The Sea Shepherd Conservation Society has denied claims by a Japanese research institute that the environmental group’s ship that was chasing whalers was armed, and that its wreck is now leaking fuel into the Antarctic Ocean.
The Ady Gil, a New-Zealand registered powerboat that is part of Sea Shepherd’s protest against Japan’s annual whaling expedition, sank in Antarctica yesterday after it was involved in a collision with Japan’s Shonan Maru No. 2 on Jan. 6.
The Japanese Institute for Cetacean Research posted a video on its Web site that allegedly shows fuel leaking from the sunken Ady Gil.
“We removed all fuel and lubricants from the ship and notified authorities to let them know it was sinking,” Jeff Hansen, Australian director of the Sea Shepherd, said in a telephone interview.
The whalers “must need some way to try and get the heat off them. It’s completely not true,” he said.

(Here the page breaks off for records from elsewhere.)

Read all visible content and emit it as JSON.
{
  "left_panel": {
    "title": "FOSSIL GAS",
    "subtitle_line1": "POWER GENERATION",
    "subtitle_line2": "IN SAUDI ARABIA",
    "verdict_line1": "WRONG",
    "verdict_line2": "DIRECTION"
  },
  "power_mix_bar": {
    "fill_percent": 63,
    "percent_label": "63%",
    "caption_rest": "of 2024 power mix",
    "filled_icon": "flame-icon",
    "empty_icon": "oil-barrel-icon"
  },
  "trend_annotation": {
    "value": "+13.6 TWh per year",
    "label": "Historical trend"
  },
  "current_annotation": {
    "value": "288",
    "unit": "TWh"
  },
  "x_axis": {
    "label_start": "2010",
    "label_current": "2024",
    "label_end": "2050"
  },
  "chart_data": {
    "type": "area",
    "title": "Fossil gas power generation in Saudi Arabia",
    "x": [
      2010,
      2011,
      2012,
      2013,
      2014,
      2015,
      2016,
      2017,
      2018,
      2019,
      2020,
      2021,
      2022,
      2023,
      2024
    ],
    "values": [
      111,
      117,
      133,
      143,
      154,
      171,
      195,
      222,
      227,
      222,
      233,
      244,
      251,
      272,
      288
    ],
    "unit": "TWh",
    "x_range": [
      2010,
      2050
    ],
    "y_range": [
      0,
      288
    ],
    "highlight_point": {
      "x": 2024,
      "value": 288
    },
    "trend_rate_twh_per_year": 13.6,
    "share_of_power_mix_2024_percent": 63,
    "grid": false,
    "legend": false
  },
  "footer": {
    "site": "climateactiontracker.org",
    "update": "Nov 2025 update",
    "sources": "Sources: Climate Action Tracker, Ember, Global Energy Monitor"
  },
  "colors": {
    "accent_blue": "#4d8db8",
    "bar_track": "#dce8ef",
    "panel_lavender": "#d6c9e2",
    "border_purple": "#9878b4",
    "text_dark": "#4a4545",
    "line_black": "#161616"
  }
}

The Institute’s claims that the Ady Gil was armed are also untrue, Hansen said.
Sea Shepherd has filed a piracy claim against the captain and crew of the Shonan Maru No. 2 in the Netherlands, Agence France-Presse reported, citing the environmental group’s legal representative, Liesbeth Zegveld. It will also pursue a civil suit for damages to the Ady Gil, she said.
The sinking is a A$1.5 million (US$1.4 million) loss to Sea Shepherd, the Australian Broadcasting Corp reported yesterday, citing founder Paul Watson.
The Australian government hasn’t ruled out the prospect of taking legal action against the Japanese whalers, Deputy Prime Minister Julia Gillard said in an interview on Channel Nine’s Weekend Today program. The Shonan Maru No. 2 was in Australian waters when the collision occurred.
The Australian government has gathered evidence on Japanese whaling that it is putting to the International Whaling Commission and the Japanese government, Gillard said.
“If we are not going to get a result diplomatically, we have made it very clear that the course of action open to us is international legal action,” she said.
New Zealand officials met with Japan’s ambassador in Wellington to discuss the process of its investigation, and Japan has promised full cooperation, Foreign Affairs Minister Murray McCully said yesterday.